Beef pulled from shelves in Irish outlets over possible BSE risk

Six retail outlets in Ireland have been ordered to stop selling beef that was found to contain spinal parts that could transmit the fatal BSE infection.

Five butchers and a supermarket in Ireland have been ordered to stop selling beef that was found to contain spinal parts that could transmit the fatal BSE infection.

The Food Safety Authority of Ireland (FSAI) said that a total of 11 enforcement orders were issued in August, making it the worst month for food safety breaches in five years.

This included prohibition orders on six premises, to stop them selling beef that was in breach of EU health regulations designed to protect consumers from the risk of eating BSE-infected meat which can cause the brain-wasting variant-CJD disease in humans.

Under the measures butchers, are not permitted to handle Specified Risk Material (SRM) from cattle aged over two years unless they are specifically authorised to do by the FSAI, on the basis that they have stringent controls in place that would prevent even the remotest possibility of BSE entering the food chain.

Three of the butcher shops affected were in north county Dublin, namely Des Byrne Butchers, Holmpatrick Shopping Centre, Skerries; Baxter Butchery, Clonard St, Balbriggan and Sean Browne & Sons, Bridge St, Balbriggan. Premier Meats Supply Company Ltd, Ashtown Grove, Navan Road, Dublin 7 and Joe Carney Meats, Old Cabra Road, Dublin 7 were also affected as was the Eurospar in West End Virginia, Co Cavan.

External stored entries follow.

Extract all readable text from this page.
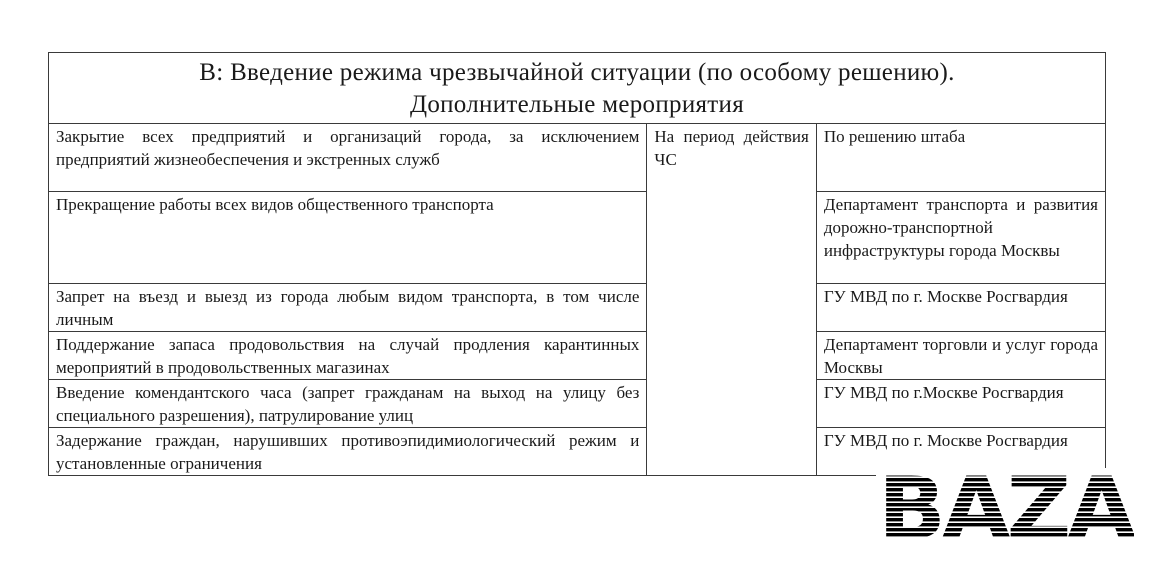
В: Введение режима чрезвычайной ситуации (по особому решению).
Дополнительные мероприятия		

Закрытие всех предприятий и организаций города, за исключением предприятий жизнеобеспечения и экстренных служб	На период действия ЧС	По решению штаба
Прекращение работы всех видов общественного транспорта		Департамент транспорта и развития дорожно-транспортной инфраструктуры города Москвы
Запрет на въезд и выезд из города любым видом транспорта, в том числе личным		ГУ МВД по г. Москве Росгвардия
Поддержание запаса продовольствия на случай продления карантинных мероприятий в продовольственных магазинах		Департамент торговли и услуг города Москвы
Введение комендантского часа (запрет гражданам на выход на улицу без специального разрешения), патрулирование улиц		ГУ МВД по г.Москве Росгвардия
Задержание граждан, нарушивших противоэпидимиологический режим и установленные ограничения		ГУ МВД по г. Москве Росгвардия
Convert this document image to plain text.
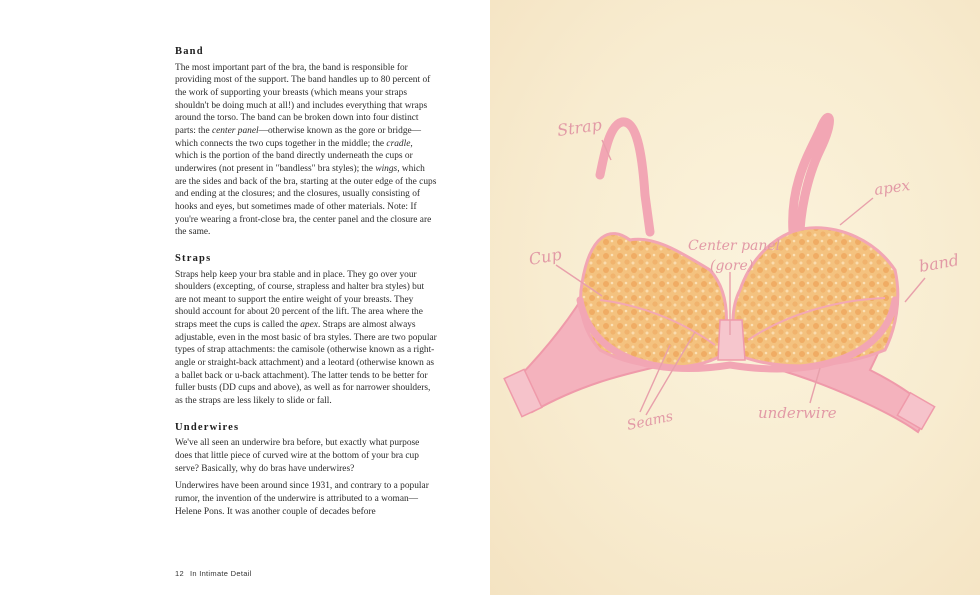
Band

The most important part of the bra, the band is responsible for providing most of the support. The band handles up to 80 percent of the work of supporting your breasts (which means your straps shouldn't be doing much at all!) and includes everything that wraps around the torso. The band can be broken down into four distinct parts: the center panel—otherwise known as the gore or bridge—which connects the two cups together in the middle; the cradle, which is the portion of the band directly underneath the cups or underwires (not present in "bandless" bra styles); the wings, which are the sides and back of the bra, starting at the outer edge of the cups and ending at the closures; and the closures, usually consisting of hooks and eyes, but sometimes made of other materials. Note: If you're wearing a front-close bra, the center panel and the closure are the same.

Straps

Straps help keep your bra stable and in place. They go over your shoulders (excepting, of course, strapless and halter bra styles) but are not meant to support the entire weight of your breasts. They should account for about 20 percent of the lift. The area where the straps meet the cups is called the apex. Straps are almost always adjustable, even in the most basic of bra styles. There are two popular types of strap attachments: the camisole (otherwise known as a right-angle or straight-back attachment) and a leotard (otherwise known as a ballet back or u-back attachment). The latter tends to be better for fuller busts (DD cups and above), as well as for narrower shoulders, as the straps are less likely to slide or fall.

Underwires

We've all seen an underwire bra before, but exactly what purpose does that little piece of curved wire at the bottom of your bra cup serve? Basically, why do bras have underwires?

Underwires have been around since 1931, and contrary to a popular rumor, the invention of the underwire is attributed to a woman—Helene Pons. It was another couple of decades before

12 In Intimate Detail
Strap
apex
Center panel
(gore)
Cup	band
Seams	underwire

All were issued with the orders by environmental health officers working for local health boards, banning them from selling the beef that contained the potentially hazardous vertebral column.

FSAI chief executive John O'Brien stressed the importance of stringent compliance with the EU health controls for BSE.

"It is highly unorthodox for unauthorised premises to handle bovine carcasses from animals over 24 months of age or to remove vertebral column from such animals without the necessary controls being in place," he said, warning that more butchers will be checked for this problem.